Urządzone w starym pałacu z ogrodem muzeum sprawiło na mnie wrażenie zagraconego. Nie lubię galerii sztuki zorganizowanych w czyichś mieszkaniach: wystawiane obrazy bywają często słabo oświetlone, a część kolekcji wisi pod sufitem. We wnętrzach z epoki uwagę rozpraszają ozdobne meble, kominki, gzymsiki, stiuki, żyrandole, zegary szafkowe, patery, ciężkie zasłony i rozmaitego rodzaju durnostoje. Takie muzeum jest na przeciwnym biegunie niż filia Luwru w Lens. Na zdjęciu poniżej widać, co mam na myśli.

Na szczęście dużo lepiej jest w salach, w których wystawiane są dzieła impresjonistów. Nie szalał tu żaden kolekcjoner bibelotów, więc jest nowocześnie, minimalistycznie i z oddechem.

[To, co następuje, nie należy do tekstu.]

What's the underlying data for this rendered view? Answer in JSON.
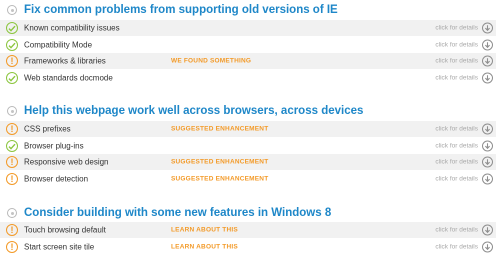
{
  "sections": [
    {
      "title": "Fix common problems from supporting old versions of IE",
      "rows": [
        {
          "label": "Known compatibility issues",
          "status": "ok",
          "tag": "",
          "details": "click for details"
        },
        {
          "label": "Compatibility Mode",
          "status": "ok",
          "tag": "",
          "details": "click for details"
        },
        {
          "label": "Frameworks & libraries",
          "status": "warn",
          "tag": "WE FOUND SOMETHING",
          "details": "click for details"
        },
        {
          "label": "Web standards docmode",
          "status": "ok",
          "tag": "",
          "details": "click for details"
        }
      ]
    },
    {
      "title": "Help this webpage work well across browsers, across devices",
      "rows": [
        {
          "label": "CSS prefixes",
          "status": "warn",
          "tag": "SUGGESTED ENHANCEMENT",
          "details": "click for details"
        },
        {
          "label": "Browser plug-ins",
          "status": "ok",
          "tag": "",
          "details": "click for details"
        },
        {
          "label": "Responsive web design",
          "status": "warn",
          "tag": "SUGGESTED ENHANCEMENT",
          "details": "click for details"
        },
        {
          "label": "Browser detection",
          "status": "warn",
          "tag": "SUGGESTED ENHANCEMENT",
          "details": "click for details"
        }
      ]
    },
    {
      "title": "Consider building with some new features in Windows 8",
      "rows": [
        {
          "label": "Touch browsing default",
          "status": "warn",
          "tag": "LEARN ABOUT THIS",
          "details": "click for details"
        },
        {
          "label": "Start screen site tile",
          "status": "warn",
          "tag": "LEARN ABOUT THIS",
          "details": "click for details"
        }
      ]
    }
  ],
  "colors": {
    "title": "#1e87c8",
    "ok": "#8cc63f",
    "warn": "#f39a28",
    "row_shade": "#f1f1f1"
  },
  "icons": {
    "header": "circle-dot-icon",
    "ok": "check-circle-icon",
    "warn": "exclamation-circle-icon",
    "details": "chevron-down-circle-icon"
  }
}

Najsłynniejszy obraz Moneta, czyli Impresja. Wschód słońca, został ukradziony w 1985 roku przez pięciu zamaskowanych mężczyzn, którzy w biały dzień sterroryzowali strażników i zwiedzających, po czym wynieśli z pałacyku dziewięć obrazów. Udało się je odnaleźć na Korsyce pięć lat później, a tropy prowadziły między innymi do japońskiej yakuzy.
Obraz namalowany (podobno w kilka godzin!) z okna hotelowego pokoju w Hawrze uważany jest za jeden ze zwrotnych punktów w historii malarstwa. Monet musiał go jakoś zatytułować. Klasyczny tytuł np. „Widok Hawru” nie wchodził w grę, bo tylko rozjuszyłby widzów. Ludzie przyzwyczajeni do realistycznego malarstwa akademickiego reagowali na kompozycję barwnych plamek pewnie z podobnym zrozumieniem, jakie odczuwam dzisiaj ja przed mazajami Cy Twombly’ego. Koniec końców Monet wybrał tytuł Impresja. Wschód słońca. I niechcący ochrzcił najsłynniejszy bodajże nurt w historii nowoczesnego malarstwa.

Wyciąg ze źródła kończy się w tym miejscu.